TL;DR
This weekly CVE report covers 1,909 new vulnerabilities published between June 22 and 28, 2026. Critical bugs number 173, and 14 carry a maximum CVSS score of 10. CISA added six flaws to its Known Exploited Vulnerabilities catalog.
Why It Matters
Nearly 2,000 new CVEs in seven days is a heavy load for any security team. Most will never see an exploit, yet a few demand fast action. The challenge is triage. You have to find the dangerous few among the many. Volume alone can bury a critical bug under routine noise. A clear weekly view helps teams sort signal from noise. This weekly CVE report aims to surface those priorities. The data comes from our CVE Watchtower tracker, which aggregates fresh disclosures as they land.
By the Numbers
The week brought 173 critical and 653 high-severity CVEs. Medium-rated bugs added another 516, while 62 ranked low. Around 498 arrived without a clear severity rating. The average CVSS score sat near 5.1. Fourteen flaws hit a perfect 10. Another 100 scored 9.8 or higher, and 167 reached 9.0 or above.
Common bug classes spanned the usual range. The set included cross-site scripting, SQL injection, and SSRF. Denial-of-service and path-traversal issues also appeared often. Command injection and unsafe deserialization showed up in dozens of records. Linux kernel reports made up a large share of the total, followed by WordPress plugins and PHP projects. Open-source tools and embedded devices both featured heavily. That spread shows how widely the risk now stretches.
Exploited in the Wild
Exploitation stayed rare across the dataset. Only two new CVEs carried an active-exploitation flag. One was a FOSSBilling template-injection bug. The other was the Cisco flaw noted below. However, CISA added six entries to its KEV catalog this week.

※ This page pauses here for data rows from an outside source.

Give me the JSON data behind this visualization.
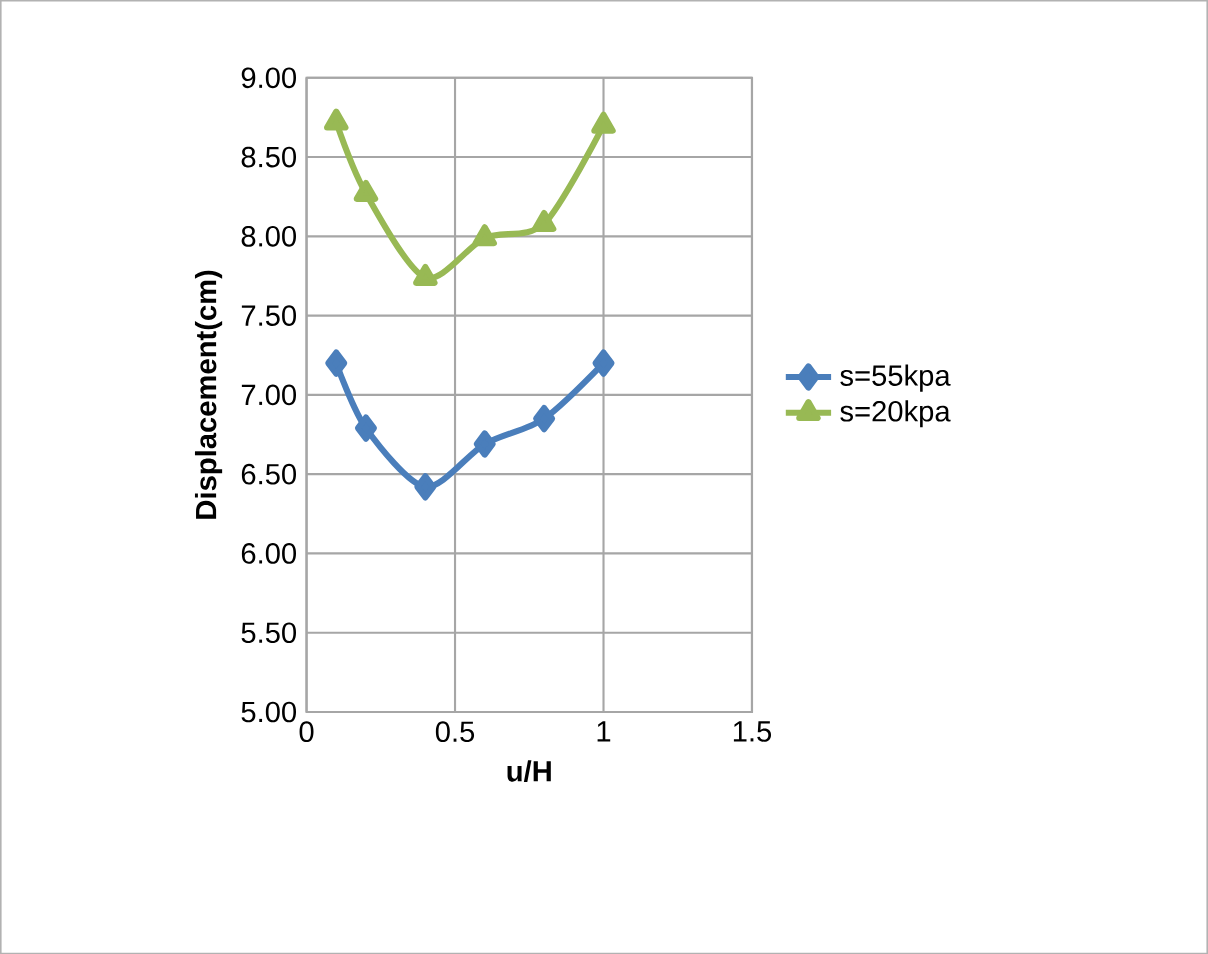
{
  "chart_data": {
    "type": "line",
    "xlabel": "u/H",
    "ylabel": "Displacement(cm)",
    "xlim": [
      0,
      1.5
    ],
    "xticks": [
      0,
      0.5,
      1,
      1.5
    ],
    "ylim": [
      5,
      9
    ],
    "yticks": [
      {
        "value": 5,
        "label": "5.00"
      },
      {
        "value": 5.5,
        "label": "5.50"
      },
      {
        "value": 6,
        "label": "6.00"
      },
      {
        "value": 6.5,
        "label": "6.50"
      },
      {
        "value": 7,
        "label": "7.00"
      },
      {
        "value": 7.5,
        "label": "7.50"
      },
      {
        "value": 8,
        "label": "8.00"
      },
      {
        "value": 8.5,
        "label": "8.50"
      },
      {
        "value": 9,
        "label": "9.00"
      }
    ],
    "grid": true,
    "legend": "right",
    "series": [
      {
        "name": "s=55kpa",
        "color": "#4a7ebb",
        "marker": "diamond",
        "x": [
          0.1,
          0.2,
          0.4,
          0.6,
          0.8,
          1.0
        ],
        "values": [
          7.2,
          6.79,
          6.42,
          6.69,
          6.85,
          7.2
        ]
      },
      {
        "name": "s=20kpa",
        "color": "#98b954",
        "marker": "triangle",
        "x": [
          0.1,
          0.2,
          0.4,
          0.6,
          0.8,
          1.0
        ],
        "values": [
          8.72,
          8.27,
          7.74,
          7.99,
          8.08,
          8.7
        ]
      }
    ]
  }
}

Those six include a Cisco Unified Communications Manager SSRF bug, tracked as CVE-2026-20230. They also cover three UniFi OS flaws, each rated 10. A PTC Windchill deserialization bug, CVE-2026-12569, rounds out the high-impact set. A Lantronix command-injection flaw completes the list. A KEV listing means confirmed real-world abuse, so these jump the patch queue. Federal agencies face deadlines to fix them, and private teams should follow suit.
Notable Critical Flaws
Several perfect-10 bugs stand out this week. WSO2 patched an authentication bypass, CVE-2026-5430, that enables account takeover. Synology fixed an arbitrary file-read flaw in MailPlus Server, CVE-2026-13136. The Kestra orchestration platform drew two separate 10.0 authentication bugs. Budibase, Flowise, Gogs, and IBM Langflow also shipped critical fixes.

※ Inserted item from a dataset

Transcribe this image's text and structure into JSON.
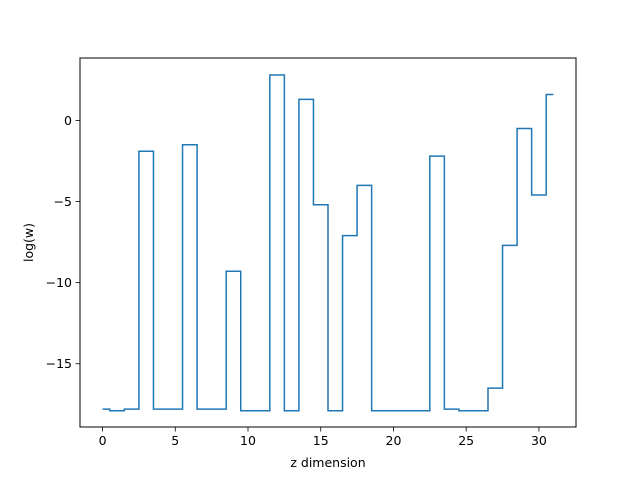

Hardware did not escape either. GeoVision’s GV-I/O Box 4E earned four separate 10.0 entries. Many of the top flaws share one trait. They let an unauthenticated attacker reach a sensitive function. A handful of advisories noted that public exploit code already exists, though confirmed in-the-wild use remains limited.
What To Do
Start with the six KEV entries, since attackers already use them. Patch any perfect-10 bug that touches an internet-facing service next. Map your software stack against this week’s critical list. A current asset inventory makes that match far easier. Where no fix exists, restrict network access and watch logs for abuse. Pay special attention to edge devices, routers, and management consoles. This weekly CVE report is a starting point, not a full inventory. No single action covers 1,909 CVEs, so steady triage beats panic.